Kyrgyzstan, Mark II
As I was clearing out my queue in Read It Later (also known as the single most useful application for a 200-feed-strong RSS reader) I found a couple other Kyrgyzstan-related things to pass on. First, Human Rights Now has satellite images from Osh that show the extent of the damage and destruction done.
USIP had an event on Monday, Preventing Ethnic Violence in Kyrgyzstan: Too Little, Too Late?; I can’t find a podcast or video from it yet, but I’ll link to it should it appear.
The BBC news service reported Friday that externally displaced Kyrgyz citizens in Uzbekistan have been sent or encouraged home, the implication being that Kyrgyzstan wanted them back in the country for the constitutional referendum and Uzbekistan wasn’t real keen on massive refugee camps just inside its borders.
The UN Refugee Agency says that of the estimated 100,000 Uzbeks who crossed the border after ethnic violence in Kyrgyzstan, nearly all have returned.
It is unclear how many may have felt pressured to do so. Amnesty International says it has anecdotal evidence that some refugees were forced onto buses to Kyrgyzstan.

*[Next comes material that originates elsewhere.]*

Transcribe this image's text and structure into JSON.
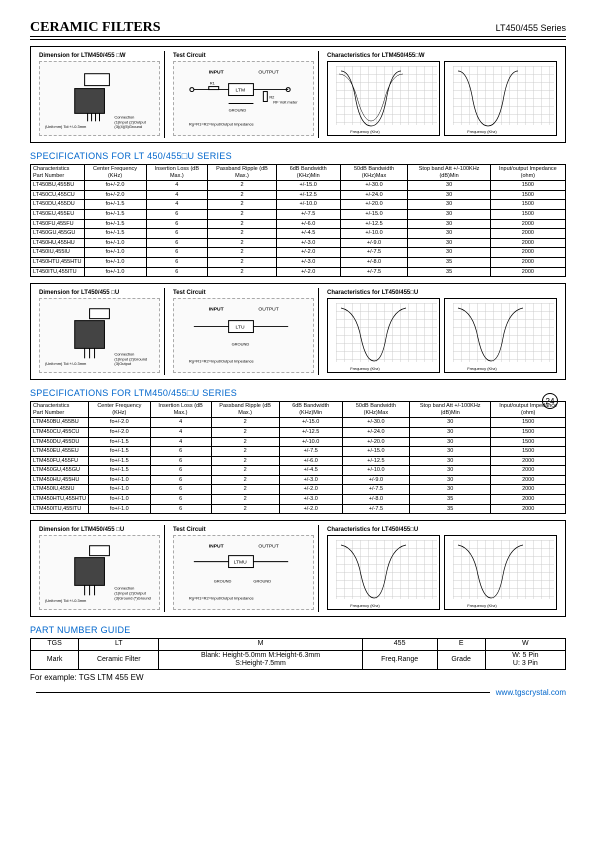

This was done, the group said, by refugee camp guards and Uzbek security forces.
And The Monkey Cage had a post last week on Stopping Ethnic Pogroms in Kyrgyzstan; it talks about the ramifications of carrying minimal geopolitical weight and the political bind at home and abroad the Kyrgyzstan finds itself in. [As an aside, for all that TCM gets linked hither and yon, it’s one of those odd blogs that doesn’t get a lot of conversation going in the comments. Weird. ]
I don’t know that the referendum and the return of externally displaced refugees is really any sign of future stability; it seems like there’s a good chance rioting and violence could be incited once again by a very determined group of people. Especially when there’s 400,000 people in the city who no longer have homes to go back to. But we can hope.